A luta contra o fascismo contribuirá de maneira decisiva para dotar a URSS de uma auréola democrática, apesar de todos os testemunhos em contrário que partam dela, e para manter a ficção de que, comparado com a rigidez ditatorial e belicista de um Mussolini e do racismo sanguinário e os planos imperialistas de Hitler, o regime presidido por Stalin, não importa quão grandes os erros que possa ter cometido, representa um modelo social moralmente superior, de implícita generosidade e idealismo.
Isto é verdade apenas na retórica e na propaganda, não nos fatos, pois os extermínios coletivos perpetrados na própria Rússia e nos países satelizados dentro da chamada URSS são tão impiedosos quanto os que cometeram os nazistas (e muito mais numerosos).
O pacto germano-soviético, a partilha da Polônia que fazem Hitler e Stalin e, mais tarde, a formidável conquista territorial conseguida pela URSS no pós-guerra, consolidada em Ialta —complementada com a instalação de um grupo de Estados vassalos no coração da Europa— não modifica substancialmente, diante de uma ampla coletividade que ultrapassa de longe os adeptos do marxismo, a idéia de que, apesar de tudo, o sistema comunista é essencialmente benigno, "o horizonte insuperável de nossa época", segundo Sartre, e de que, comparada com os EUA e o resto do Ocidente, a URSS simboliza o progresso da razão histórica e da justiça social.
Furet oferece exemplos esmagadores de como esta ficção é impermeável a toda refutação prática. Os atropelos e as perseguições movidas pelo macartismo nos EUA, que duram cerca de quatro anos e colocam na prisão ou obrigam a exilar-se um punhado de pessoas, provocam no mundo todo uma indignação infinitamente maior do que o Gulag soviético, onde perecem 20 milhões de pessoas, a imensa maioria das quais não cometeu outro delito que o de haver despertado os temores de um poder paranóico.
Pelas páginas do livro de Furet desfila também aquele ilustre, porém patético, cortejo de militantes e intelectuais que tiveram a lucidez de compreender a impostura e a coragem de denunciá-la, em cada um dos atos da grande comédia: André Gide, Thomas Mann, George Orwell, Albert Camus, entre outros.

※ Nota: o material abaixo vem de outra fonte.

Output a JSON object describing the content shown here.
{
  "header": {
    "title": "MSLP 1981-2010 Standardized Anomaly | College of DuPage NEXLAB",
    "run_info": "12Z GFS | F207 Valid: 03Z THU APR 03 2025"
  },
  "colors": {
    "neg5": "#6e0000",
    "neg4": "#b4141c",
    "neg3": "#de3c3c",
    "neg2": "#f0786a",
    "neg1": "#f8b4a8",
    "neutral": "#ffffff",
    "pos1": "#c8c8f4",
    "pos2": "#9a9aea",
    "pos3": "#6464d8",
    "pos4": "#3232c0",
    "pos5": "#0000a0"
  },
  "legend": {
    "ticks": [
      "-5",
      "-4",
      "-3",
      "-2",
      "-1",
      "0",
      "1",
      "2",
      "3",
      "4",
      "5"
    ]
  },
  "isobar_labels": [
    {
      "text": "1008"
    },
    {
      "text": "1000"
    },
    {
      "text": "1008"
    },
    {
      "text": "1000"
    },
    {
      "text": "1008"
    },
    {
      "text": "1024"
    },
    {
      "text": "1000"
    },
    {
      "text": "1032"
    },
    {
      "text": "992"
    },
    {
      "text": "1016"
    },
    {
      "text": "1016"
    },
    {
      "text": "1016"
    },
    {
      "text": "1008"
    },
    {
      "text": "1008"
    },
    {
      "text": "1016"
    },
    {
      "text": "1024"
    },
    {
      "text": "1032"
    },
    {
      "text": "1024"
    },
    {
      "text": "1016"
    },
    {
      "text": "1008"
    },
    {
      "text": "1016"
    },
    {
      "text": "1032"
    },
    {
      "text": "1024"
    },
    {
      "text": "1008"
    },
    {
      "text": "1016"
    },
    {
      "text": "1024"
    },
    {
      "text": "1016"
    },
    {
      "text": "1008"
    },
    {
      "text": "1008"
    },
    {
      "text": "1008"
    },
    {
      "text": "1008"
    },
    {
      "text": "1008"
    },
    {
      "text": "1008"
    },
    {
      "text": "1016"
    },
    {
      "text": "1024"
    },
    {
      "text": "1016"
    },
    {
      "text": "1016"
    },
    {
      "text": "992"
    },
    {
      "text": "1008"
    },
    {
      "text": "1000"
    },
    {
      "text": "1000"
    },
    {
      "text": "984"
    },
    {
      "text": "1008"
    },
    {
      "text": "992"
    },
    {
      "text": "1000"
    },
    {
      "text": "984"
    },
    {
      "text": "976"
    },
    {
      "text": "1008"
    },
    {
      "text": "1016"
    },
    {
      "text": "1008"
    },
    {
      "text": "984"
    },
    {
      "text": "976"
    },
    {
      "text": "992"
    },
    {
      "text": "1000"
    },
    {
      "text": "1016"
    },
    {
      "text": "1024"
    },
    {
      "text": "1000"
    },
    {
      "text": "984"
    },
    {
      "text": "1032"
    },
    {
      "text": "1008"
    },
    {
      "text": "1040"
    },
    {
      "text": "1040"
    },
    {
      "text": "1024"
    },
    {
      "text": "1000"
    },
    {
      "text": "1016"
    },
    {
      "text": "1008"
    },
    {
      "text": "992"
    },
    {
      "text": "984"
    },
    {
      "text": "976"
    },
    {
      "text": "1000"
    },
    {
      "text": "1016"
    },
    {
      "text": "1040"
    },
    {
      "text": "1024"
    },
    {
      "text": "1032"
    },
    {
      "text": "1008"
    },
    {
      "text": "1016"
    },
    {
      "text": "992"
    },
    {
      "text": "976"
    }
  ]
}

Seu pequeno número, comparado à multidão dos que se calaram, ou mentiram, ou enganaram os demais, surpreende menos do que o saber que entre esses últimos figuram os príncipes da inteligência e da cultura de nosso século.
É preciso agradecer a François Furet o grande esforço que levou a cabo para impedir que o misericordioso esquecimento —outra forma de impostura— caia sobre essa ficção histórica, injúria e opróbrio de nosso século. Porque sem uma memória vívida daquela trágica experiência, corremos o risco de vê-la repetir-se. Pois já está claro que não podemos viver sem mentiras, e que não nos bastam as mentiras —belas e saudáveis— da literatura.